KEITH: For Arminius, as for Thomas Aquinas, God’s will is conceptually subsequent to God’s understanding or knowledge (thus the term “intellectualism,” often misunderstood by modern theologians). Just as God’s intellect is inclined toward the good, his will is also always oriented toward the known good. Because he always knows the good, he always wills–and is able to do–the good. In this sense, God obliges himself to communicate nothing but the good to his creatures.
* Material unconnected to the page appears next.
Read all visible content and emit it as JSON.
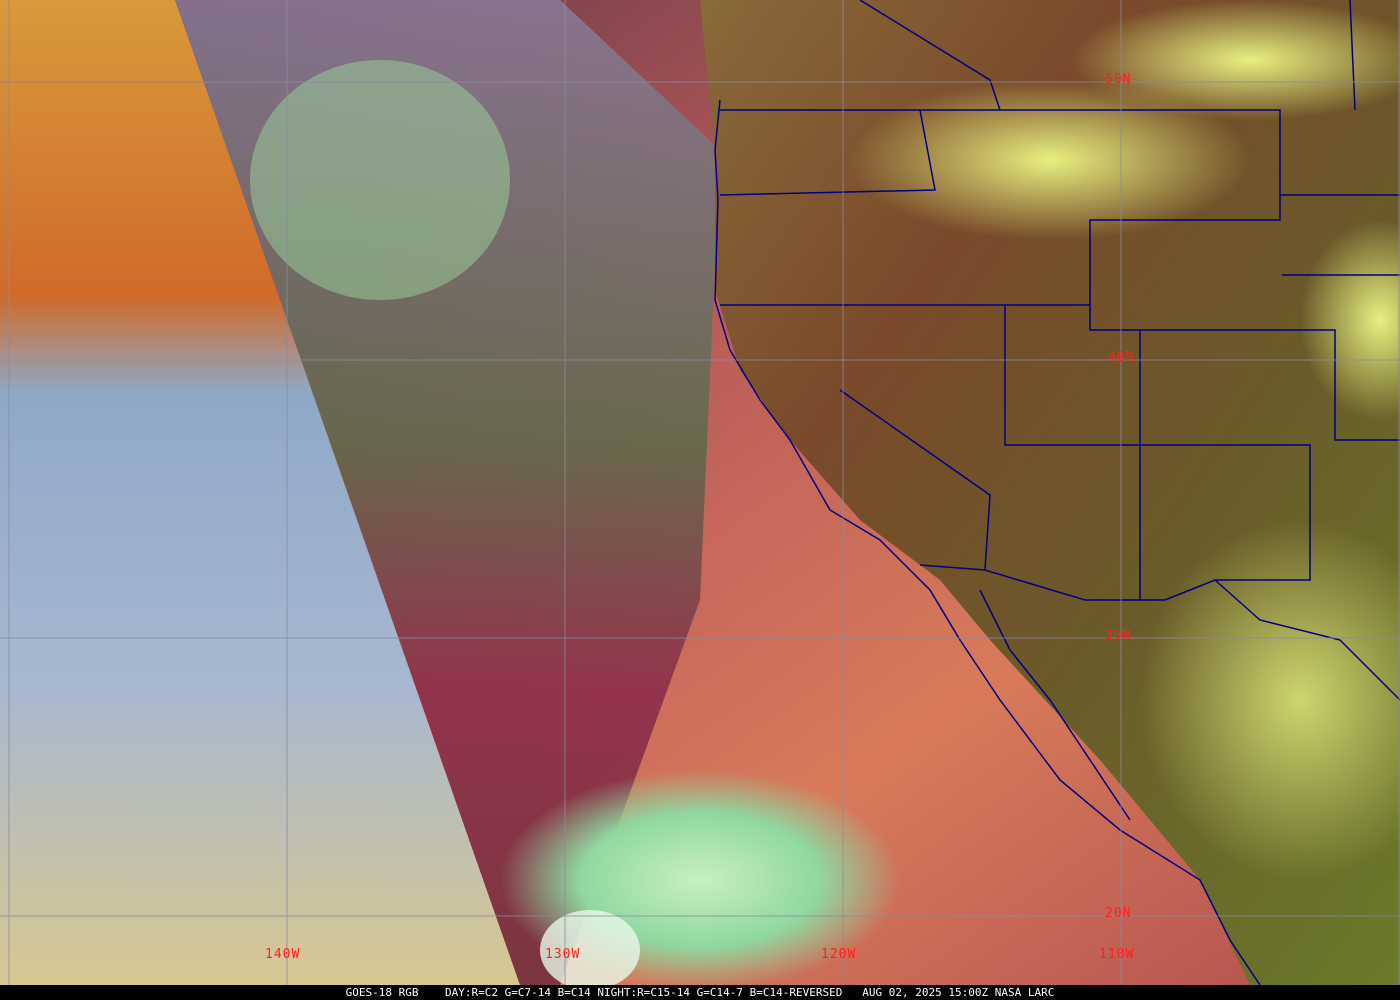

This intellectualist perspective, steered in an Arminian direction, indeed contrasts with the voluntaristic perspective of Duns Scotus, John Calvin, and most of the Reformed. In fact, one historian has recently described classic Reformed theology as “Perfect Will Theology.” From the Reformed perspective, God’s sovereign will is stressed to the point that God has no obligation to the goodness of the creature. He can and does do whatever he wants with the creature.

BEN: In some strains of modern Calvinistic theology (I’m thinking now of Grudem’s work) there is a strong emphasis on the subordination of the Son to the Father, indeed some would even talk about the ontological subordination of the Son to the Father. Do you think that Arminius would support this sort of logic, and I am asking because he certainly does say that before time began the Son received his divinity from the Father, so that they share the divine essence and both can be truly called God without crossing one’s fingers?

KEITH: Arminius did come into some controversy with his Christology. It revolved around the application to Christ of the Greek word “autotheos,” which is ambiguous. If it means “God himself” or “truly God,” then it is certainly appropriate to apply to the Logos. If, however, it is taken as “God from himself,” then it is not appropriate, for the second person of the Trinity receives his deity from the Father, who is the “source of divinity” (fons divinitatis), as the early church taught. The Son is, after all, (eternally) begotten. This debate was an ongoing Reformed debate, not unique to Arminius.

Though it seems to be one of the concerns of his contemporaries, Arminius’ position does not entail any kind of ontological subordinationism. He would not be pleased with such a position, and Calvin sure wouldn’t recognize it as Calvinism!